Banyak sekolah juga kekurangan informasi tentang siapa yang bertanggung jawab menyediakan akomodasi yang dibutuhkan, meskipun 27 persen program mengindikasikan bahwa mereka akan memberikan dukungan ini dan 10 sekolah mengharuskan siswa untuk menanggung sendiri setidaknya sebagian dari beban tersebut
Meskipun sekitar 40 persen sekolah mengizinkan penggunaan alat bantu seperti skuter bermotor, kurang dari 10 persen mengizinkan perantara seperti penerjemah bahasa isyarat.
Salah satu keterbatasan penelitian ini adalah bahwa analisis yang didasarkan pada standar teknis mungkin tidak secara akurat mencerminkan akomodasi yang diberikan sekolah kepada siswa penyandang disabilitas, catat para penulis. Sekolah bisa saja memberikan bantuan dan membiayainya, meskipun hal tersebut tidak disebutkan dalam kebijakan tertulisnya.

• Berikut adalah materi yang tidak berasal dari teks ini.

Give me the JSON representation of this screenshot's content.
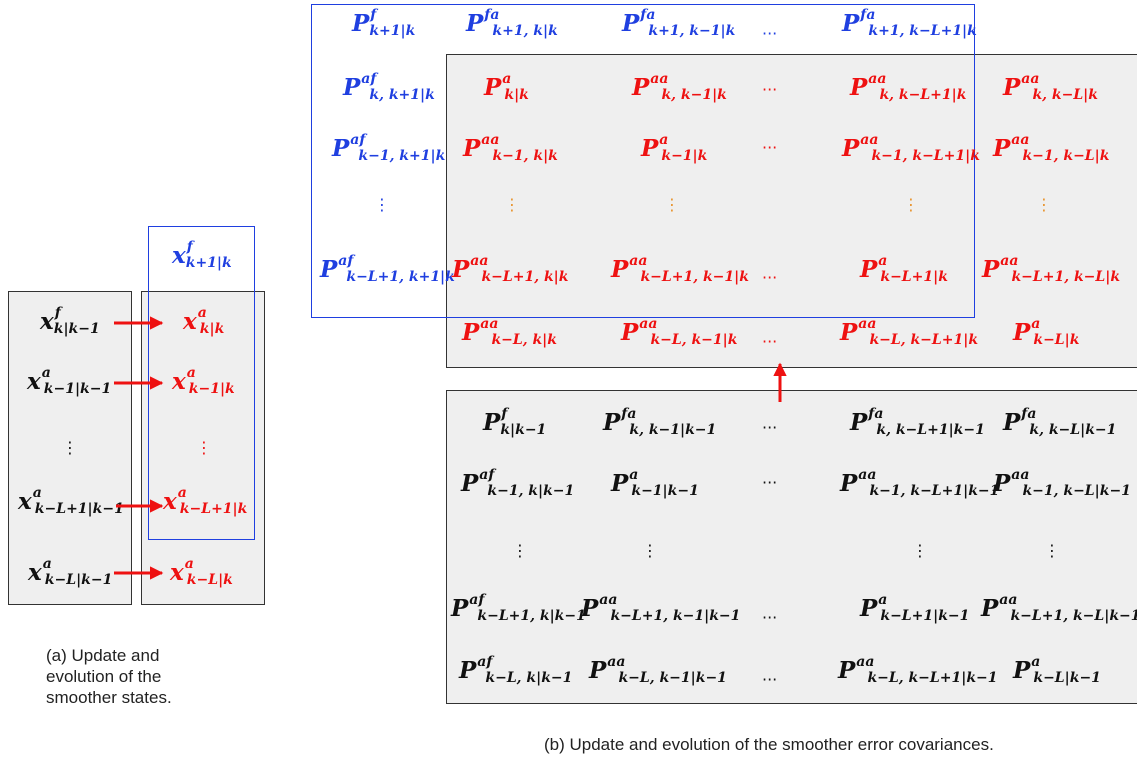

Selain itu, penelitian ini tidak mengkaji pengalaman pelamar atau siswa penyandang disabilitas atau menilai sifat akomodasi yang diperlukan secara individual untuk melihat jenis bantuan apa yang dapat diberikan sekolah dalam situasi tertentu.

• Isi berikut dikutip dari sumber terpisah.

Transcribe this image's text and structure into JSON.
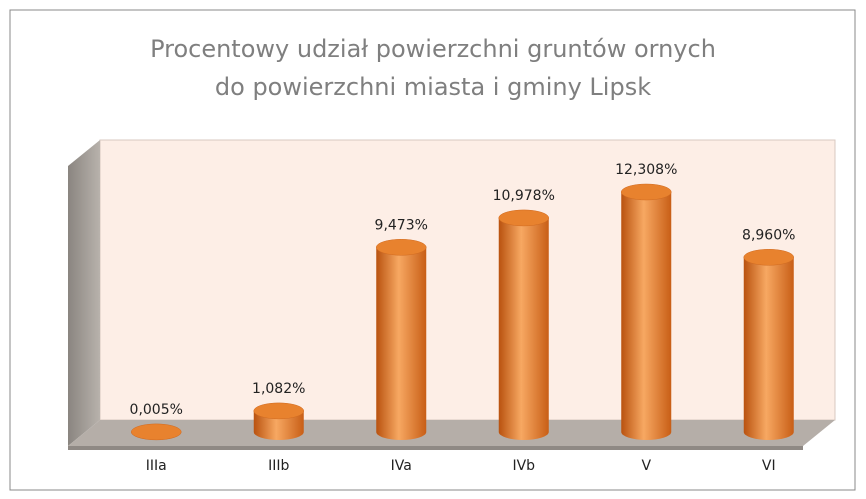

Namun, Zazove, seorang penyandang tuna rungu dan ketua program kedokteran keluarga di Universitas Michigan, mencatat bahwa teknologi dan aksesibilitas dapat memungkinkan beragam spesialisasi medis bagi para penyandang disabilitas.
Ketika dia berlatih pada tahun 1970-an, dia memasang tempat tidur agar bergetar ketika dia dibutuhkan selama shift karena mereka tidak bisa memberinya pager yang bergetar. Saat ini, ia dapat menggunakan kombinasi penerjemah tanda, perangkat lunak komputer text-to-speech, dan suara yang diarahkan melalui Bluetooth pada alat bantu dengarnya.
“Sekarang banyak akomodasi tersedia yang tidak terpikirkan lima puluh tahun yang lalu, dan individu dengan disabilitas tertentu dapat dan melakukan praktik secara efektif dengan dedikasi unik terhadap profesi mereka dan penyesuaian empati terhadap pasien mereka yang memiliki penyakit kronis dan disabilitas terkait,” kata Dr. kata Annie. Steinberg dari Fakultas Kedokteran Perelman di Universitas Pennsylvania.
Sekolah kedokteran juga diwajibkan oleh hukum untuk menyediakan akomodasi yang wajar bagi siswa penyandang disabilitas, kata Steinberg, yang tidak terlibat dalam penelitian ini, melalui email.
“Selain itu, memiliki banyak penyedia layanan kesehatan, termasuk penyandang disabilitas, menjamin pasien bahwa mereka akan dihormati atas kontribusi mereka, dan bahwa hidup mereka sama pentingnya,” tambah Steinberg.